As a mathematician, I need your statements to be precise, and as a graduate student I haven't got time to read a full blog and point out your mistakes. Perhaps you should learn to use the edit function, it would do you and everyone here a real favor. Thanks and have a pleasant day. :)

 

[Char. Limit]

Wow. Brydustin and Bacle, he CLEARLY meant "Given a convergent series, is there a way to tell if the number it converges to is irrational". He did NOT mean "All convergent series are irrational." Honestly, it was obvious to even a cursory reading.

 

[TylerH]

As a mathematician, I need your statements to be precise, and as a graduate student I haven't got time to read a full blog and point out your mistakes. Perhaps you should learn to use the edit function, it would do you and everyone here a real favor. Thanks and have a pleasant day. :)

That's a good idea.
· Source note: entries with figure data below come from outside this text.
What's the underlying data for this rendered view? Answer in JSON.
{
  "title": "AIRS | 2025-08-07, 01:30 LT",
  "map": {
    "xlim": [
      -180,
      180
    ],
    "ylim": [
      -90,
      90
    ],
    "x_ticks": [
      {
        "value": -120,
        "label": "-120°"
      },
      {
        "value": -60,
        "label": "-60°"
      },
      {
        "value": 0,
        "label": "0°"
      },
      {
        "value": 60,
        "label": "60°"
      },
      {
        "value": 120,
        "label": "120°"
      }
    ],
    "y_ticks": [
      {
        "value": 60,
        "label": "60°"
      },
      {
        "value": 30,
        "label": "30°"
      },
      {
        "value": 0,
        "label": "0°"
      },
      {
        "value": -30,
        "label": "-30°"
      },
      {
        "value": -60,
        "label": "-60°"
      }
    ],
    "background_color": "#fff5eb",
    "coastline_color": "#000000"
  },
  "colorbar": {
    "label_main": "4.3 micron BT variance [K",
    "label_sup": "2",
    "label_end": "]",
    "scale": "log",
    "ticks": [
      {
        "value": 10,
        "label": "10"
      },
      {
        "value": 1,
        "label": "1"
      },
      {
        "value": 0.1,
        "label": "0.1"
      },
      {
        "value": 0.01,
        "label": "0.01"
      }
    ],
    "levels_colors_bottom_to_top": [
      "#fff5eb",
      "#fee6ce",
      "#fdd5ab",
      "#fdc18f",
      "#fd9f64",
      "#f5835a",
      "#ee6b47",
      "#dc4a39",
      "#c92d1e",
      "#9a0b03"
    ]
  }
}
I'll do that. :)

EDIT: Unfortunately, I can't edit posts as old as the OP of this thread. (Although, I do see the use of such a restriction.)

 

[Bacle]

My apologies, I did not read the statement carefully.

A point that is interesting, I think, tho, is that an infinite sum of rationals, like those in the series
for Euler's e, is irrational in the limit. So Rationals are closed under finite, but not infinite addition,
or maybe more accurately, under taking of limits.

 

[camilus]

I mean any series. Not necessarily of the form digit * 10 ^ position.

Like [tex]\sum_{k=0}^{\infty}{\frac{1}{k!}}[/tex] for example, which is e, which is irrational, but can I prove that based solely on the series?

using that definition of e, it is possible to prove irrationality.